Die kleine Tabelle hier zeigt, dass einem Hartz IV-Empfänger in der Regel 141,65€ monatlich für Nahrung und alkoholfreie Getränke zur Verfügung stehen, also 4,57€ pro Tag. Lustigerweise decken sich die 7,90€, die für Gaststättendienstleistungen vorgesehen sind, genau mit dem Preis für meinen Bio-Buffet-Exzess. Wenn das mal kein Zufall ist. Und auch wenn es nichts mit dem gegenwärtigen Thema Ernährung zu tun hat, beachte man bitte auch die satten 1,52€, die einem für Bildung zustehen. Bin ich froh, dass ich eine Büchereikarte habe. Aber wenn ich fleißig spare, kann ich mir auch in 40 Monaten einen Sprachkurs bei der VHS leisten. Aber das nur by the way.

Gibt es eigentlich noch diese Rewe-Aktion? Man konnte für 5 Euro eine Tüte mit Lebensmitteln kaufen, die Rewe dann an die Tafel gespendet hat.
Zuerst war ich sehr angetan von dieser Idee. Ich dachte sogar daran, dabei mitzumachen. Doch als ich in die Tüte hineinsah, war der Anblick für mich doch mehr als ernüchternd. Ich wusste gar nicht, was mich mehr störte. Dass dieses Armenklischee vom Spaghettiesser mit Tomatensauce so stark bedient wurde oder dass es sich um die freudlosesten Lebensmittel handelte, die ich je gesehen habe. Soweit ich mich erinnere, befanden sich in der Tüte Spaghetti, Pilze aus dem Glas, Sonnenblumenöl, passierte Tomaten, Zucker und Kamillentee. Ich kann mir jetzt wirklich nichts drögeres vorstellen als Kamillentee. Den trinke ich maximal, wenn ich Magenbeschwerden habe.
Schließlich entschied ich mich gegen den Kauf dieser Tüte, weil ich dachte, dass selbst Hartz-IV-Empfänger sich diese langweiligen Grundnahrungsmittel leisten können.

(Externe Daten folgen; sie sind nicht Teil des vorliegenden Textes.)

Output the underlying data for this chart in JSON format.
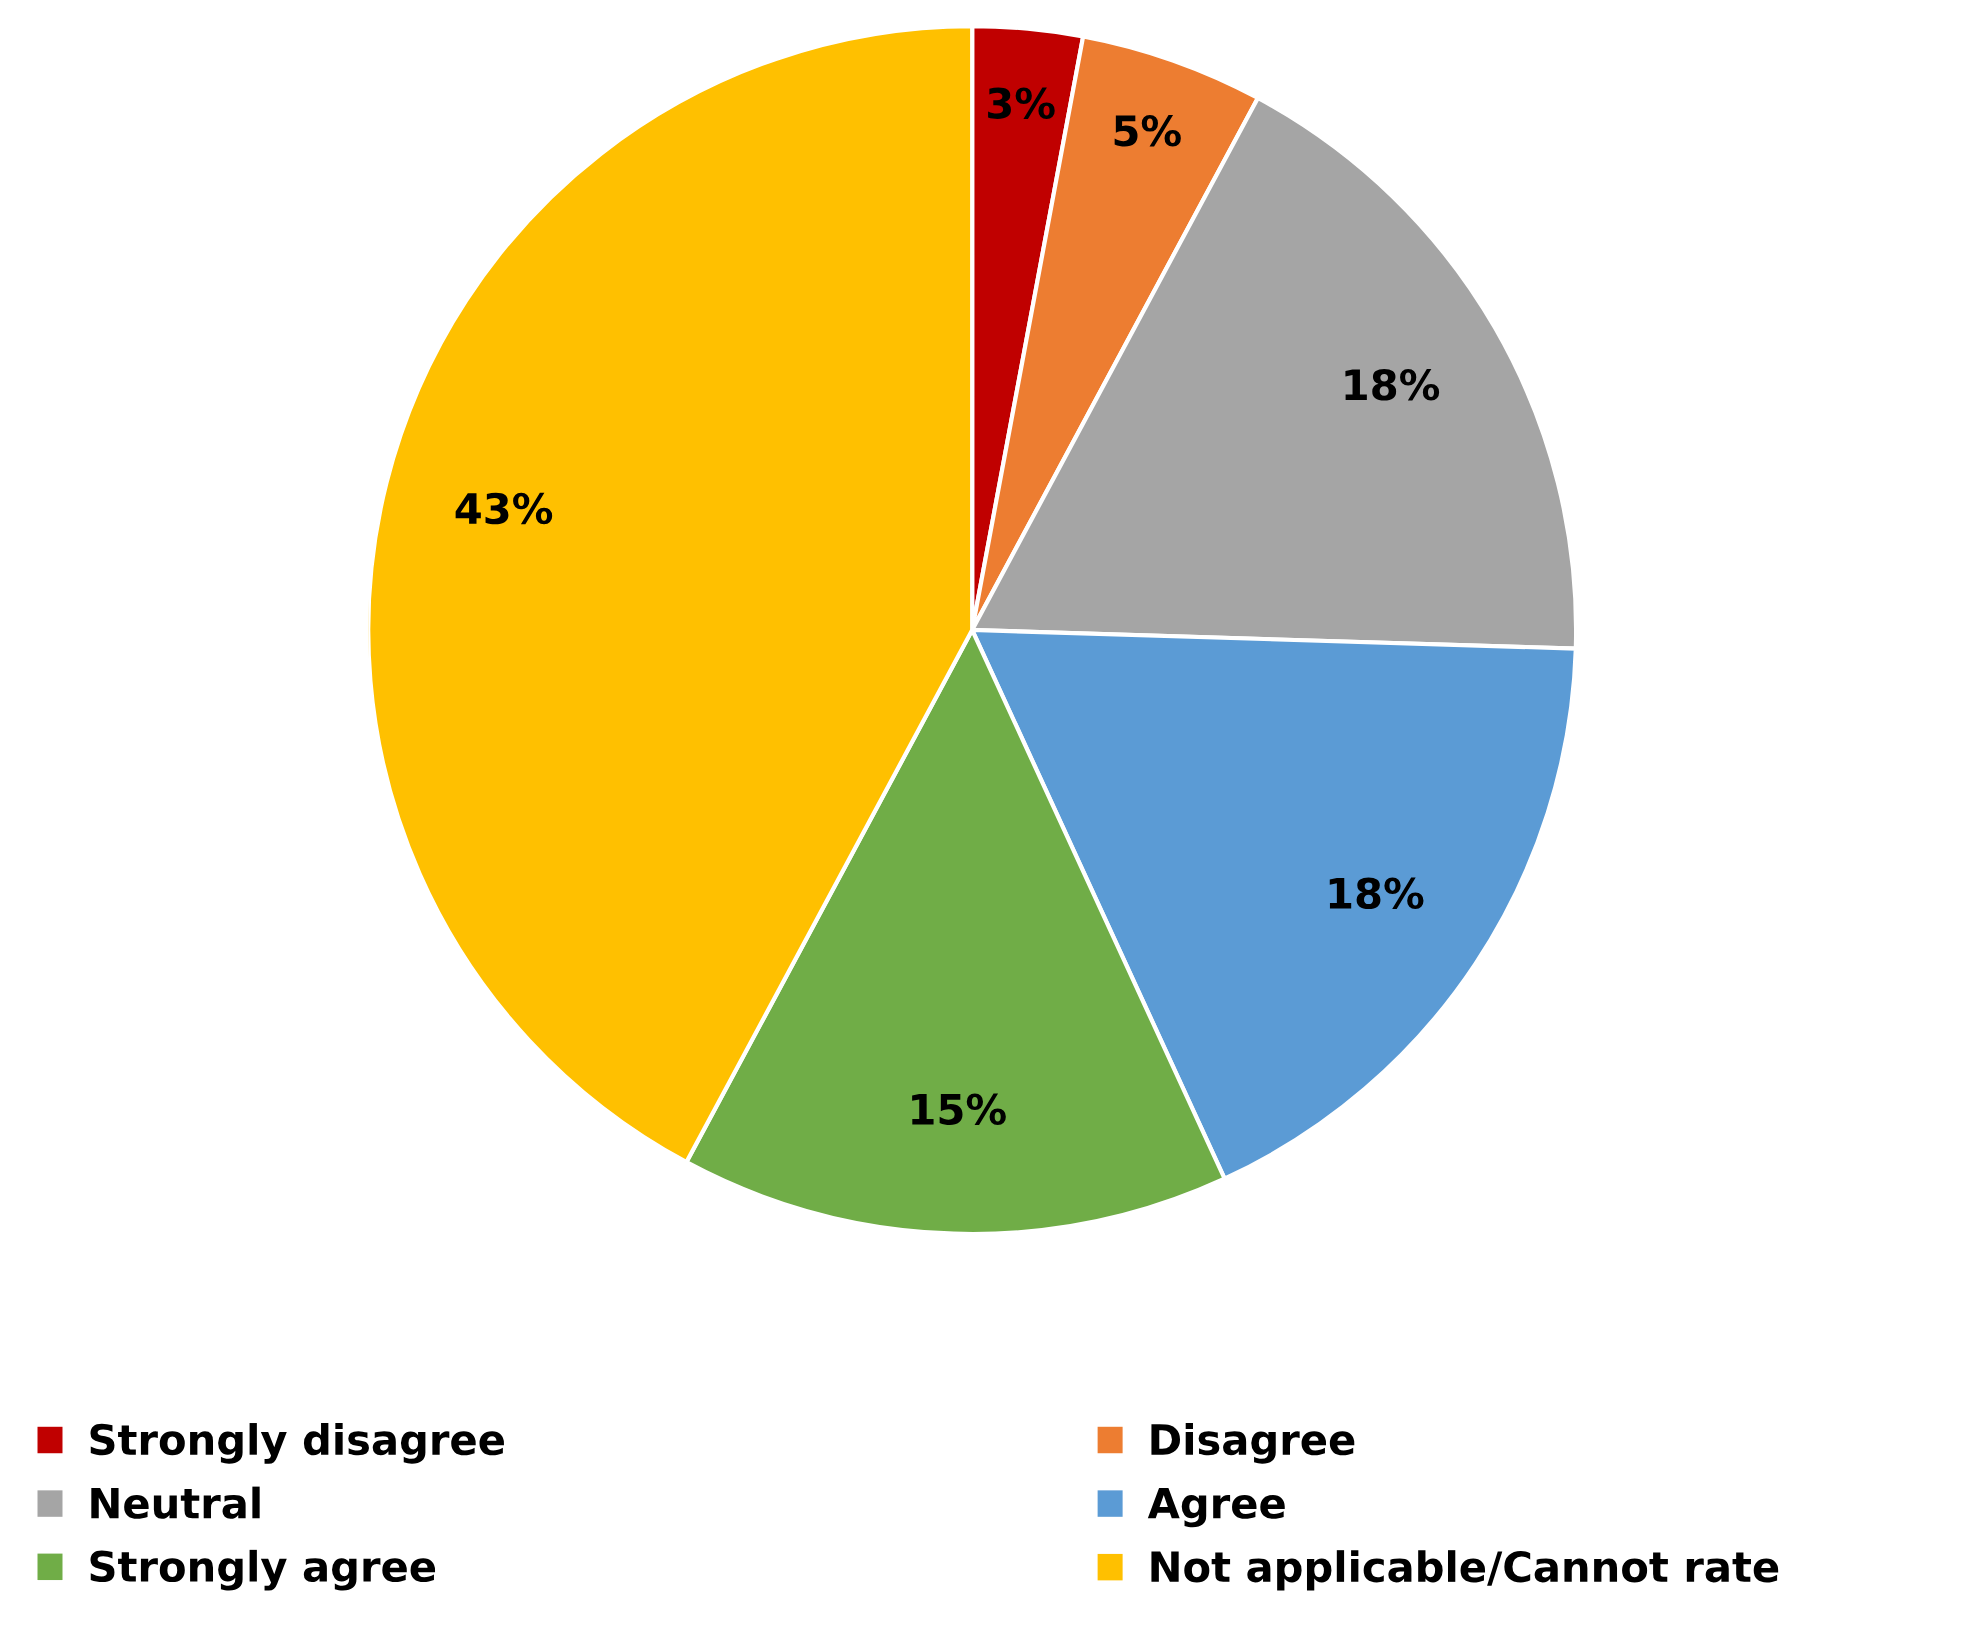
{
  "chart_data": {
    "type": "pie",
    "categories": [
      "Strongly disagree",
      "Disagree",
      "Neutral",
      "Agree",
      "Strongly agree",
      "Not applicable/Cannot rate"
    ],
    "values": [
      3,
      5,
      18,
      18,
      15,
      43
    ],
    "colors": [
      "#c00000",
      "#ed7d31",
      "#a5a5a5",
      "#5b9bd5",
      "#70ad47",
      "#ffc000"
    ],
    "value_labels": [
      "3%",
      "5%",
      "18%",
      "18%",
      "15%",
      "43%"
    ],
    "legend": "bottom"
  }
}
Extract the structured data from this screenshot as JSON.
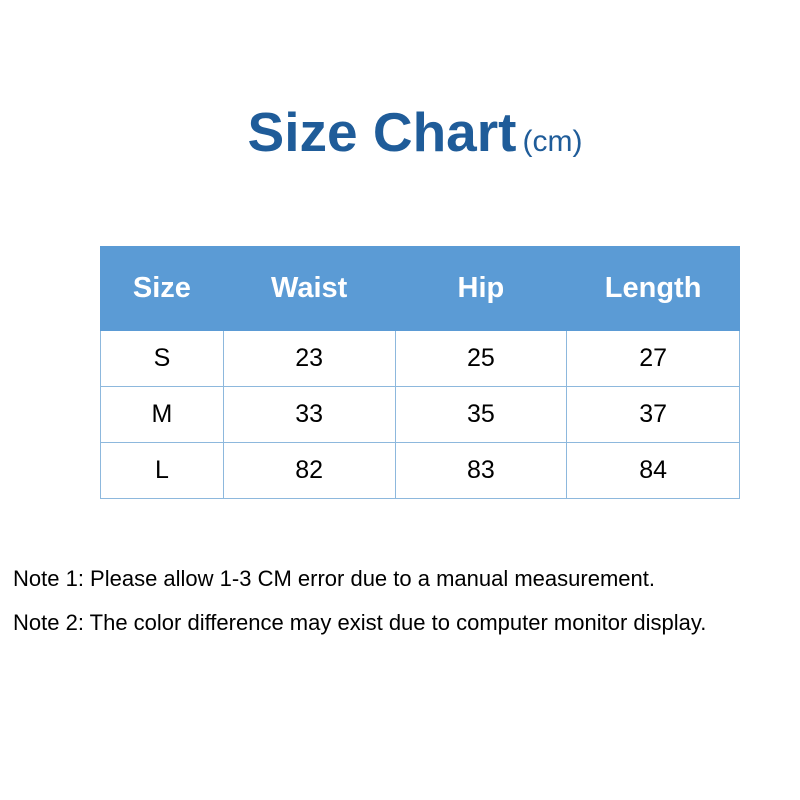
{
  "title": {
    "main": "Size Chart",
    "unit": "(cm)"
  },
  "table": {
    "headers": [
      "Size",
      "Waist",
      "Hip",
      "Length"
    ],
    "rows": [
      [
        "S",
        "23",
        "25",
        "27"
      ],
      [
        "M",
        "33",
        "35",
        "37"
      ],
      [
        "L",
        "82",
        "83",
        "84"
      ]
    ]
  },
  "notes": [
    "Note 1: Please allow 1-3 CM error due to a manual measurement.",
    "Note 2: The color difference may exist due to computer monitor display."
  ],
  "colors": {
    "title": "#1f5c99",
    "header_bg": "#5b9bd5",
    "border": "#8db8dd"
  }
}
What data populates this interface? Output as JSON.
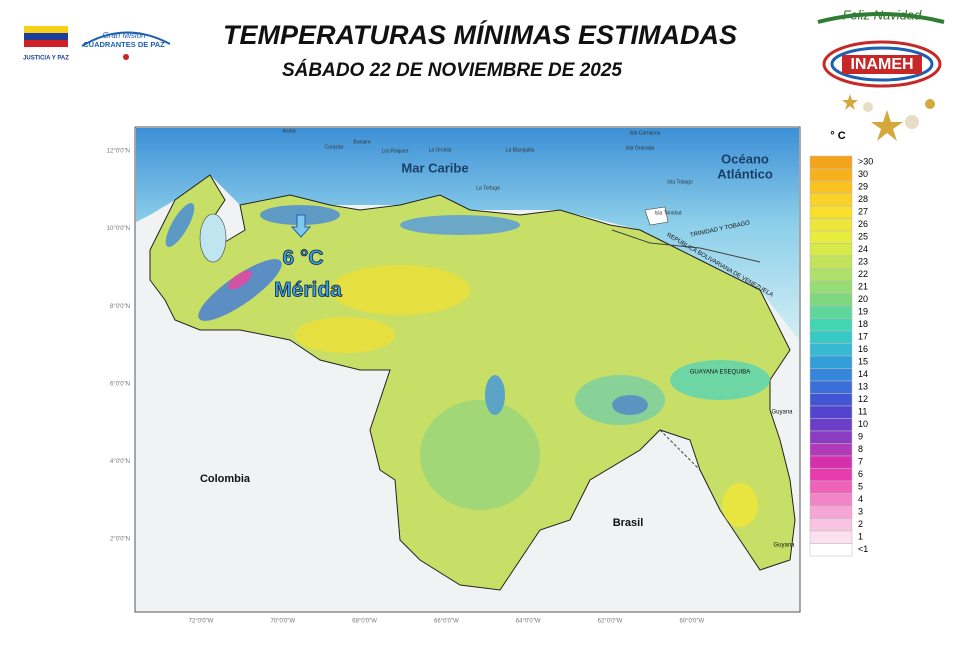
{
  "header": {
    "title": "TEMPERATURAS MÍNIMAS ESTIMADAS",
    "subtitle": "SÁBADO 22  DE NOVIEMBRE  DE 2025"
  },
  "logos": {
    "left_caption": "JUSTICIA Y PAZ",
    "mission_top": "Gran Misión",
    "mission_bottom": "CUADRANTES DE PAZ",
    "greeting": "Feliz Navidad",
    "institute": "INAMEH"
  },
  "map": {
    "sea_north": "Mar Caribe",
    "ocean_line1": "Océano",
    "ocean_line2": "Atlántico",
    "country_west": "Colombia",
    "country_south": "Brasil",
    "guyana_north": "Guyana",
    "guyana_south": "Guyana",
    "esequibo": "GUAYANA ESEQUIBA",
    "trinidad_border": "TRINIDAD Y TOBAGO",
    "venezuela_border": "REPÚBLICA BOLIVARIANA DE VENEZUELA",
    "min_value": "6 °C",
    "min_place": "Mérida",
    "islands": [
      "Aruba",
      "Curazao",
      "Bonaire",
      "Los Roques",
      "La Orchila",
      "La Blanquilla",
      "La Tortuga",
      "Isla Carriacou",
      "Isla Granada",
      "Isla Tobago",
      "Isla Trinidad"
    ],
    "lat_labels": [
      "12°0'0\"N",
      "10°0'0\"N",
      "8°0'0\"N",
      "6°0'0\"N",
      "4°0'0\"N",
      "2°0'0\"N"
    ],
    "lon_labels": [
      "72°0'0\"W",
      "70°0'0\"W",
      "68°0'0\"W",
      "66°0'0\"W",
      "64°0'0\"W",
      "62°0'0\"W",
      "60°0'0\"W"
    ]
  },
  "legend": {
    "unit": "° C",
    "items": [
      {
        "label": ">30",
        "color": "#f4a31c"
      },
      {
        "label": "30",
        "color": "#f7b21b"
      },
      {
        "label": "29",
        "color": "#f9c21e"
      },
      {
        "label": "28",
        "color": "#f9d22a"
      },
      {
        "label": "27",
        "color": "#f7df2b"
      },
      {
        "label": "26",
        "color": "#eee63a"
      },
      {
        "label": "25",
        "color": "#e9ec3e"
      },
      {
        "label": "24",
        "color": "#d8e94a"
      },
      {
        "label": "23",
        "color": "#c2e45a"
      },
      {
        "label": "22",
        "color": "#aee06a"
      },
      {
        "label": "21",
        "color": "#97dc74"
      },
      {
        "label": "20",
        "color": "#7fd87f"
      },
      {
        "label": "19",
        "color": "#5fd79a"
      },
      {
        "label": "18",
        "color": "#42d5b2"
      },
      {
        "label": "17",
        "color": "#39c9c5"
      },
      {
        "label": "16",
        "color": "#37b8d3"
      },
      {
        "label": "15",
        "color": "#339fd8"
      },
      {
        "label": "14",
        "color": "#3487db"
      },
      {
        "label": "13",
        "color": "#3a6fd9"
      },
      {
        "label": "12",
        "color": "#4256d3"
      },
      {
        "label": "11",
        "color": "#5244cd"
      },
      {
        "label": "10",
        "color": "#6a3ec8"
      },
      {
        "label": "9",
        "color": "#8a3cc2"
      },
      {
        "label": "8",
        "color": "#b13ab8"
      },
      {
        "label": "7",
        "color": "#d42fad"
      },
      {
        "label": "6",
        "color": "#e83cae"
      },
      {
        "label": "5",
        "color": "#ee62b9"
      },
      {
        "label": "4",
        "color": "#f285c7"
      },
      {
        "label": "3",
        "color": "#f5a6d5"
      },
      {
        "label": "2",
        "color": "#f8c4e2"
      },
      {
        "label": "1",
        "color": "#fbe0ef"
      },
      {
        "label": "<1",
        "color": "#ffffff"
      }
    ]
  }
}
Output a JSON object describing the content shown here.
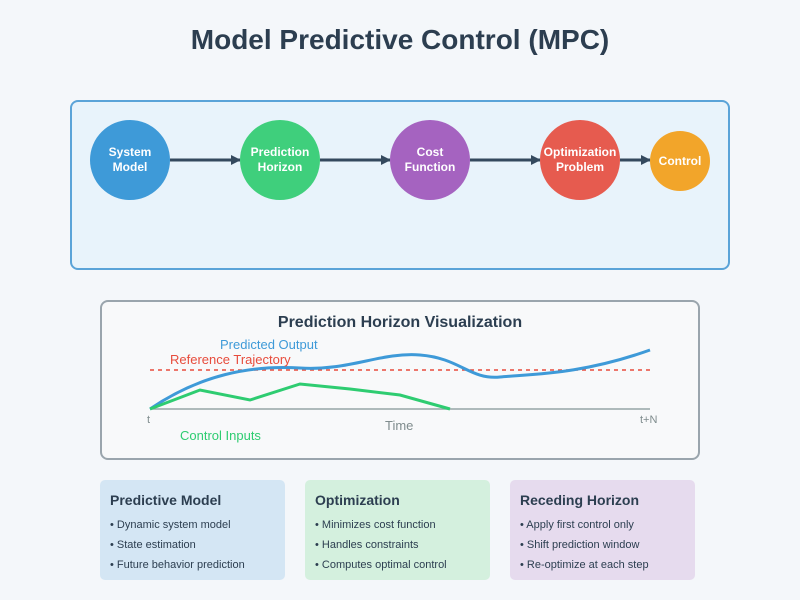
{
  "title": "Model Predictive Control (MPC)",
  "flow": {
    "nodes": [
      {
        "label": "System\nModel",
        "color": "#3e9ad8"
      },
      {
        "label": "Prediction\nHorizon",
        "color": "#3fcf7c"
      },
      {
        "label": "Cost\nFunction",
        "color": "#a563c0"
      },
      {
        "label": "Optimization\nProblem",
        "color": "#e65b4f"
      },
      {
        "label": "Control",
        "color": "#f2a52a"
      }
    ],
    "arrow_color": "#34495e"
  },
  "viz": {
    "title": "Prediction Horizon Visualization",
    "predicted_label": "Predicted Output",
    "reference_label": "Reference Trajectory",
    "control_label": "Control Inputs",
    "time_label": "Time",
    "t_start": "t",
    "t_end": "t+N",
    "colors": {
      "predicted": "#3e9ad8",
      "reference": "#e74c3c",
      "control": "#2ecc71"
    }
  },
  "cards": [
    {
      "title": "Predictive Model",
      "bg": "#d4e6f4",
      "items": [
        "• Dynamic system model",
        "• State estimation",
        "• Future behavior prediction"
      ]
    },
    {
      "title": "Optimization",
      "bg": "#d4f0de",
      "items": [
        "• Minimizes cost function",
        "• Handles constraints",
        "• Computes optimal control"
      ]
    },
    {
      "title": "Receding Horizon",
      "bg": "#e6dbee",
      "items": [
        "• Apply first control only",
        "• Shift prediction window",
        "• Re-optimize at each step"
      ]
    }
  ]
}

Aber nicht, dass ich hier noch falsch verstanden werde. Ich schätze durchaus, wenn Leute oder Unternehmen sich engagieren, abgeben, teilen und sich Gedanken machen, wie man Gutes tun könnte. Aber Zucker und weißes, wertloses Mehl sind nicht gerade das, was ich unter gesunder Ernährung verstehe. Ich weiß echt nicht, wann das passiert ist, aber während Steckrüben und Pastinaken früher die Nahrung armer Leute waren, sind sie heute zu dem Trendessen einer sehr gesundheitsbewussten und wohlsituierten Schicht avanciert. Wer kann sich sonst auch Pastinakenschaum an Seebarsch leisten.

Ich wäre ja mal dafür, dass Schulspeisung eingeführt wird. Natürlich nicht gesponsert von Mäcces oder der GmbH für halbgare Notlösungen, sondern ich denke an wirklich gesundes Essen. Und nicht nur für die Kinder reicher Eltern, sondern für alle Kinder. Aber ach nee, da war ja was. Ernährung ist ja Privatsache der Eltern. Also in einem abgesteckten Rahmen. Denn für arme und einkommensschwache Eltern gilt nach wie vor die Regel: Gegessen wird, was dir die mildtätigen Mitmenschen vorsetzen. Da darf dann auch mal eine Träne der Rührung weggedrückt werden, wenn man den ganzen Monat Kamillentee und Nudeln essen darf. Ist eh der Situation angemessener und zudem besser für die Figur. Dann werden die ganzen frechen Blagen auch nicht so fett.


2 Kommentare:

  1. Könnte ich unterschreiben. Wie einiges, dass ihr hier veröffentlicht. Schöner Blog und schön nicht die einzige in der Situation zu sein, die kritisch denken kann (und will) ;) Dafür schon danke.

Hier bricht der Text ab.